Dans un article pour la revue Social Change in Switzerland, Eric Crettaz décrit les quatre mécanismes qui expliquent pourquoi le phénomène des « working poor » est bien présent en Suisse. Non seulement la pauvreté monétaire mais également la privation matérielle sont analysées avec de nouvelles données, montrant quelles sont les catégories de personnes les plus touchées. Le système d’assurances sociales permet de diviser par deux le nombre de travailleurs et travailleuses pauvres.

La pauvreté laborieuse est une réalité en Suisse. Environ 8% des ménages dans lesquels au moins une personne travaille gagnent moins que 60% du revenu médian. Sans les diverses formes de transferts sociaux existants, le taux de « working poor » en Suisse serait de 15%.

Utilisant les données de l’enquête SILC (Survey on Income and Living Conditions) 2015, Eric Crettaz mesure, en plus de la pauvreté monétaire, également le taux de privation matérielle. Ce taux est défini par le renoncement, pour des raisons financières, à au moins trois commodités telles que partir en vacances, faire face à une dépense imprévue, chauffer convenablement son domicile, bénéficier de divers équipements, etc.

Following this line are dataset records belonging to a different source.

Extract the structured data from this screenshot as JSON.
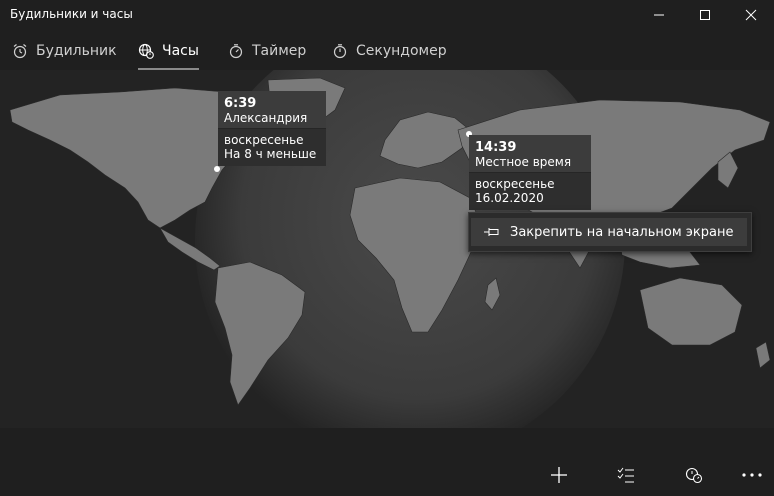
{
  "window": {
    "title": "Будильники и часы"
  },
  "tabs": [
    {
      "label": "Будильник",
      "icon": "alarm-clock-icon"
    },
    {
      "label": "Часы",
      "icon": "globe-clock-icon",
      "active": true
    },
    {
      "label": "Таймер",
      "icon": "timer-icon"
    },
    {
      "label": "Секундомер",
      "icon": "stopwatch-icon"
    }
  ],
  "clocks": [
    {
      "time": "6:39",
      "place": "Александрия",
      "day": "воскресенье",
      "diff": "На 8 ч меньше"
    },
    {
      "time": "14:39",
      "place": "Местное время",
      "day": "воскресенье",
      "date": "16.02.2020"
    }
  ],
  "context_menu": {
    "pin_label": "Закрепить на начальном экране"
  },
  "colors": {
    "background": "#1f1f1f",
    "map_day": "#3a3a3a",
    "land": "#7a7a7a",
    "card": "#3a3a3a"
  }
}
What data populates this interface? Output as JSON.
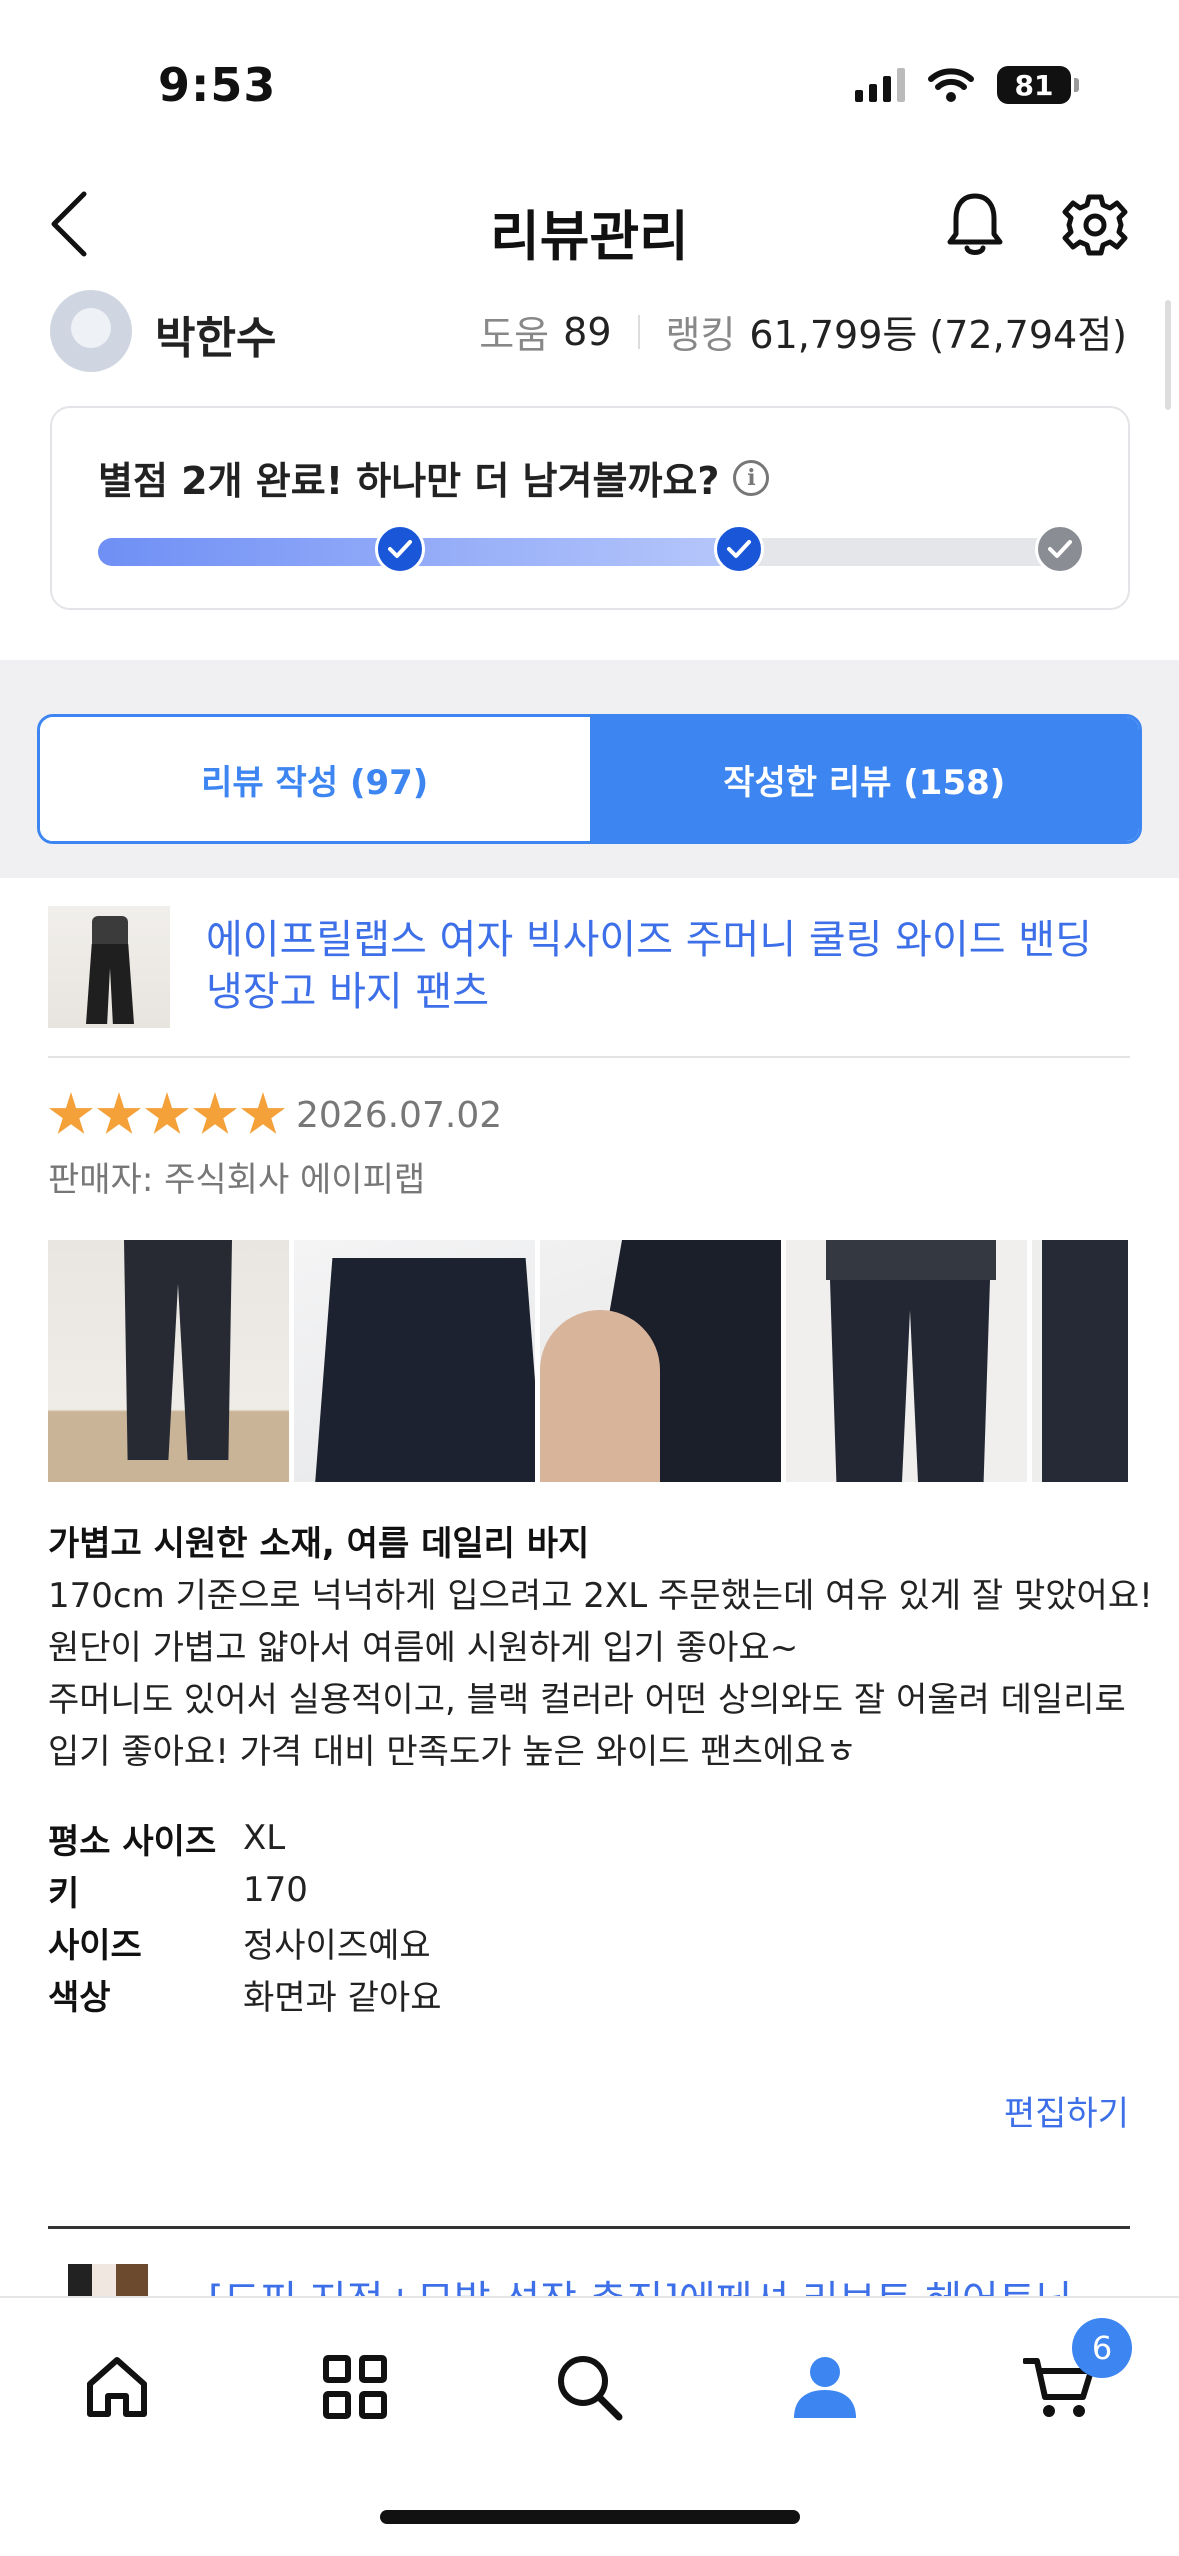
{
  "status_bar": {
    "time": "9:53",
    "battery": "81"
  },
  "header": {
    "title": "리뷰관리"
  },
  "profile": {
    "name": "박한수",
    "help_label": "도움",
    "help_count": "89",
    "ranking_label": "랭킹",
    "ranking_value": "61,799등 (72,794점)"
  },
  "star_progress": {
    "message": "별점 2개 완료! 하나만 더 남겨볼까요?",
    "completed": 2,
    "total": 3
  },
  "tabs": [
    {
      "label": "리뷰 작성 (97)",
      "active": false
    },
    {
      "label": "작성한 리뷰 (158)",
      "active": true
    }
  ],
  "review": {
    "product_title": "에이프릴랩스 여자 빅사이즈 주머니 쿨링 와이드 밴딩 냉장고 바지 팬츠",
    "rating": 5,
    "date": "2026.07.02",
    "seller": "판매자: 주식회사 에이피랩",
    "headline": "가볍고 시원한 소재, 여름 데일리 바지",
    "body_lines": [
      "170cm 기준으로 넉넉하게 입으려고 2XL 주문했는데 여유 있게 잘 맞았어요!",
      "원단이 가볍고 얇아서 여름에 시원하게 입기 좋아요~",
      "주머니도 있어서 실용적이고, 블랙 컬러라 어떤 상의와도 잘 어울려 데일리로",
      "입기 좋아요! 가격 대비 만족도가 높은 와이드 팬츠에요ㅎ"
    ],
    "attributes": [
      {
        "key": "평소 사이즈",
        "value": "XL"
      },
      {
        "key": "키",
        "value": "170"
      },
      {
        "key": "사이즈",
        "value": "정사이즈예요"
      },
      {
        "key": "색상",
        "value": "화면과 같아요"
      }
    ],
    "edit_label": "편집하기"
  },
  "next_item": {
    "title": "[드피 지정+모발 성장 촉진]에페셔 리브트 헤어토닉"
  },
  "bottom_nav": {
    "items": [
      "home-icon",
      "grid-icon",
      "search-icon",
      "profile-icon",
      "cart-icon"
    ],
    "cart_badge": "6"
  },
  "colors": {
    "accent": "#3d86f2",
    "link": "#3d6fe8",
    "star": "#f5a13a",
    "step_done": "#1a56d8"
  }
}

Le taux de privation matérielle indique ainsi une situation financière durablement difficile, et s’établit en Suisse à 3% des foyers de personnes actives. Cela concerne principalement les personnes de moins de 40 ans, peu qualifiées, d’origine extra-européenne et les ménages monoparentaux. Les couples avec plus de trois enfants et les travailleurs et travailleuses indépendant·e·s, très représentés parmi les  « working poor », sont moins touchés par la privation matérielle.

Cette différence s’explique notamment par les quatre mécanismes qui, selon Eric Crettaz, mènent à la pauvreté laborieuse : un volume de travail au niveau du ménage inférieur à la moyenne, un faible taux de rémunération, un nombre d’enfants par adulte supérieur à la moyenne, ainsi que l’insuffisance ou l’absence de transferts sociaux, notamment en cas de non-recours aux prestations. Les familles monoparentales et les personnes migrantes sont ainsi particulièrement concernées non seulement par la pauvreté monétaire mais également par la privation matérielle, car elles cumulent plusieurs facteurs de précarité.

>> Crettaz, E. (2018). La pauvreté laborieuse en Suisse : étendue et mécanismes.Social Change in Switzerland No 15. Retrieved from https://www.socialchangeswitzerland.ch

Contact:  Eric Crettaz, +41 22 388 95 32, eric.crettaz@hesge.ch

La série Social Change in Switzerland documente, en continu, l’évolution de la structure sociale en Suisse. Elle est éditée conjointement par le Centre de compétences suisse en sciences sociales FORS, le Centre de recherche sur les parcours de vie et les inégalités LINES (Faculté des sciences sociales et politiques, Université de Lausanne) et le Pôle de recherche national LIVES – Surmonter la vulnérabilité: perspective du parcours de vie (PRN LIVES). Le but est de retracer le changement de l’emploi, de la famille, des revenus, de la mobilité, du vote ou du genre en Suisse. Basées sur la recherche empirique de pointe, elles s’adressent à un public plus large que les seuls spécialistes.